Nagy authored his notes and score sheets. Since those documents relate to the general subject matter of the opinions Nagy expressed in his rebuttal report, the court began by asking whether the plaintiffs met their burden of showing that Nagy did not consider them in reaching the opinions he expressed.
Nagy testified that he did not need to re-score the score sheets when he formed his rebuttal opinion. The court did not regard Nagy’s testimony as a denial that he considered the original score sheets when he formed the opinions expressed in his rebuttal report. In any event, an expert’s denial that he considered certain data or facts does not control the dispute because the defendants are not required to believe an expert’s testimony.
The court also rejected the plaintiffs’ assertion that Nagy made the notes and score sheets during his initial review for an unrelated purpose — to examine the degree of inflammatory response in the tissue. Nagy’s rebuttal report discussed inflammatory response as evidence that the ST coating was or was not present on the mesh, suggesting that his first and second review did not address entirely different subjects.

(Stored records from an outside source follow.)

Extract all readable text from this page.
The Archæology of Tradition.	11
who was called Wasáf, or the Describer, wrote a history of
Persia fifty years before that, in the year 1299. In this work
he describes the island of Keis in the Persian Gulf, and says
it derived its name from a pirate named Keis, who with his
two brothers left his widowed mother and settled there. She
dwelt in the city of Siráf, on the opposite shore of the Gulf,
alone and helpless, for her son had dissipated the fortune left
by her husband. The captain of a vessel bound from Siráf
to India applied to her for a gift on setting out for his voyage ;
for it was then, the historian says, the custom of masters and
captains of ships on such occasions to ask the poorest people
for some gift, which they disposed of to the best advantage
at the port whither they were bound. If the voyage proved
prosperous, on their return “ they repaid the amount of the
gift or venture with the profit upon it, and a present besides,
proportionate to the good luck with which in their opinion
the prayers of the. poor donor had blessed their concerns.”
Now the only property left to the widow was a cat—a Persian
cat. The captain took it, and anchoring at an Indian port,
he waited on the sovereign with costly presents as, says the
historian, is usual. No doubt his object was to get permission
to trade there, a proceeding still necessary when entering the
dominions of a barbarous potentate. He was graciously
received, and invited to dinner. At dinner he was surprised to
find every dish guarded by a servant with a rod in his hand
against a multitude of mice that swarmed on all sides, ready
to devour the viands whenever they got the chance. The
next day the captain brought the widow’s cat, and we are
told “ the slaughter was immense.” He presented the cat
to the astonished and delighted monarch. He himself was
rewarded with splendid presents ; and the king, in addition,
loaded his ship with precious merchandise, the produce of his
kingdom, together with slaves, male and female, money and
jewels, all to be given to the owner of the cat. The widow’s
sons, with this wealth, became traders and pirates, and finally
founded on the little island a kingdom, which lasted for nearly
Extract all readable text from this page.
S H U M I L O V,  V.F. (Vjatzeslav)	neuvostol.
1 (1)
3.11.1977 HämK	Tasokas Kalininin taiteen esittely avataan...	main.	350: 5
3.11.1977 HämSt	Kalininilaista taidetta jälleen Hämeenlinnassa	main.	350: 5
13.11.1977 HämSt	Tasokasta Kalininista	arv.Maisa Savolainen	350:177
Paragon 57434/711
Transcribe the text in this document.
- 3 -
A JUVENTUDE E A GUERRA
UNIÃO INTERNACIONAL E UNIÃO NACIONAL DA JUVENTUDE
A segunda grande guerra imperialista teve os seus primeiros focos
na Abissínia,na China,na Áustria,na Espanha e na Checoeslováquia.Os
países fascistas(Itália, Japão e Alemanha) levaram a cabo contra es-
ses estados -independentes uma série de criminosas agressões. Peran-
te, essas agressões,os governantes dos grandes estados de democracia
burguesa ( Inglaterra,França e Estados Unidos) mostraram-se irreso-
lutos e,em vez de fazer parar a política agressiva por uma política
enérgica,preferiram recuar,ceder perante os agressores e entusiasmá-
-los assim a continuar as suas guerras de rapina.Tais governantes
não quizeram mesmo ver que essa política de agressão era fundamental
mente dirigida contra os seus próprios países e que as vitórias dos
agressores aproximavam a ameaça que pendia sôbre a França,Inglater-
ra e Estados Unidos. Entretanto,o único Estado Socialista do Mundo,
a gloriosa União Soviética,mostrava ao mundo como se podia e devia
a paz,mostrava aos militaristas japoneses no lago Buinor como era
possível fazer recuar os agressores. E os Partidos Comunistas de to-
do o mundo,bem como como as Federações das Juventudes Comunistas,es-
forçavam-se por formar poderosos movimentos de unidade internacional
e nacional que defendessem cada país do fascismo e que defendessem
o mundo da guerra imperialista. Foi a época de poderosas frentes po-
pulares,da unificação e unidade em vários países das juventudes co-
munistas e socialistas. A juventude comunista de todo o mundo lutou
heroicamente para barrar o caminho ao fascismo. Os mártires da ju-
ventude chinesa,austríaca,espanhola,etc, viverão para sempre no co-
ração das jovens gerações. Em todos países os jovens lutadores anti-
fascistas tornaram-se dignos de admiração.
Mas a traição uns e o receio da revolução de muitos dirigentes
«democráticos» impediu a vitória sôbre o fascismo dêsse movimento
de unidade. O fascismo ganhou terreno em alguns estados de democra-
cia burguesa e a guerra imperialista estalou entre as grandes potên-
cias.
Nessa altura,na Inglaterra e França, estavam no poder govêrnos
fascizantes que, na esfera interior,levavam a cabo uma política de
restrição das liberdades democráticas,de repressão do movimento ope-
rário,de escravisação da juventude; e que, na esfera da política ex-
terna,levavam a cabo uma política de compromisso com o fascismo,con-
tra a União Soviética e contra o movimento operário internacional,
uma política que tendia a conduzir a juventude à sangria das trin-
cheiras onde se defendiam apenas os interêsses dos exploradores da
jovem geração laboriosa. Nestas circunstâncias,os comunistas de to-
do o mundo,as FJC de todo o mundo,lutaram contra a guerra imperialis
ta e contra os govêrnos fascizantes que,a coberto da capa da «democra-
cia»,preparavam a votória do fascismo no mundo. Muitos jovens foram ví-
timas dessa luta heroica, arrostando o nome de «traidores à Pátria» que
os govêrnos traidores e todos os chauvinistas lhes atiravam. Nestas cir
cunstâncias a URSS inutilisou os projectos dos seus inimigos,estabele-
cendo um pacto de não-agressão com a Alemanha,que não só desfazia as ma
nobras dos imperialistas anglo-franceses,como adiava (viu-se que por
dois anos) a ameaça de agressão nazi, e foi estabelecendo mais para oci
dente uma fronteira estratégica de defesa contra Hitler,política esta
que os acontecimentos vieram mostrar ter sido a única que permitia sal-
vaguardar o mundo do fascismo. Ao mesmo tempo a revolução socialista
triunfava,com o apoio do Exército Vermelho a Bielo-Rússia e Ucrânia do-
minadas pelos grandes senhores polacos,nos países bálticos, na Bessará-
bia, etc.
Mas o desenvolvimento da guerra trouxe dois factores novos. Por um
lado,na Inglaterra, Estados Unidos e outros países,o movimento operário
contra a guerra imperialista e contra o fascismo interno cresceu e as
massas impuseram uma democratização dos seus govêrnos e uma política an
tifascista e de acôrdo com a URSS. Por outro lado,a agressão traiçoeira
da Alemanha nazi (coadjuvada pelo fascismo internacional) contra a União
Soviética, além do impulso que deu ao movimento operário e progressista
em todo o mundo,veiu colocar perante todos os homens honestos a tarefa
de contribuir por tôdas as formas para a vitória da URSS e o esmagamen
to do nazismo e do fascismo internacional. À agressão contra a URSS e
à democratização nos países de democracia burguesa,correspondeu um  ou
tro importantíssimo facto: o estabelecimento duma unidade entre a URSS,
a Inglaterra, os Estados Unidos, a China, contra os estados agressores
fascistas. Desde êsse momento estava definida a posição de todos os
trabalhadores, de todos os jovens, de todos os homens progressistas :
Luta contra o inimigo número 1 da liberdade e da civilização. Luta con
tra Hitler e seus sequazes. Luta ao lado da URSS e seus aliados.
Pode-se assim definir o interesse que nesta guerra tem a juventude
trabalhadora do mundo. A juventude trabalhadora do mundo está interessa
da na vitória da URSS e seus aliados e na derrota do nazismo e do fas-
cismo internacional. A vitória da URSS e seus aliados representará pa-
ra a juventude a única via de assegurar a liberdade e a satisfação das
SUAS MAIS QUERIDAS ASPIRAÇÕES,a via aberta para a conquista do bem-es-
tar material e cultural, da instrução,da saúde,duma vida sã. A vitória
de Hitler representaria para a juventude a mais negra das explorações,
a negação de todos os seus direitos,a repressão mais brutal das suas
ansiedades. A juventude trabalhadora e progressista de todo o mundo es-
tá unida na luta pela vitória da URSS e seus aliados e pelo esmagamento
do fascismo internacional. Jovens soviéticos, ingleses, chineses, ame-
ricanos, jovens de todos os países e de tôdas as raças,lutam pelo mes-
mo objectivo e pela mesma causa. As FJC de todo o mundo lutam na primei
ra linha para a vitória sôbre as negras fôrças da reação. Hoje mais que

Ambiguity about the scope of the first analysis made the notes and score sheets discoverable.
Work Product Objections
The plaintiffs also resisted production of the notes and score sheets on the ground that they are not discoverable “facts and data.” The plaintiffs argued that the notes and score sheets contain Nagy’s interpretation of and commentary about the slides he reviewed and are thus work product that is protected from discovery.
The court declined to make an expert’s thought processes “categorically undiscoverable.” Nagy testified that the notes represented his visual observations of the slides. Since “visual observation” was the testing process that Nagy employed, the court did not see how else Nagy could capture the presence or absence of the characteristics he observed. The notes and score sheets were therefore discoverable “facts and data.”
To the extent that the attorney work-product privilege protects communications between an expert and an attorney, it does not extend to an expert’s own development of the opinions he expressed. The attorney work-product privilege protects an attorney’s mental impressions, not those of an expert. Since no attorney’s mental impressions or legal theories were reflected in the score sheets or notes, they were not entitled to work-product protection.
Dual Hat Expert
Perhaps the most meaningful challenge to the production of Nagy’s notes and score sheets was rooted in the notion that Nagy was a consulting expert when he created those materials and only became a testifying expert when it became necessary to rebut Badylak’s report. A non-testifying, consulting expert is generally immune from discovery. Redesignation as a testifying expert does not cause a loss of immunity as to materials that were considered “uniquely” in the expert’s role as a consultant.
The court concluded that the plaintiffs failed to carry their burden of demonstrating that Nagy prepared his original notes and score sheets “uniquely” in his role as a consulting expert. The court did not believe that Nagy could “draw a line in the sand” between information he considered in a consulting context and information he considered when he formed his rebuttal opinions. Given the similarity of the subject matter that Nagy was asked to draw conclusions about as a consultant and later as a testifying witness, and given that his conclusions in each instance were based on a review of the same slides, the court thought it likely that Nagy’s score sheets and notes were not “unique” to the work he performed as a consulting expert.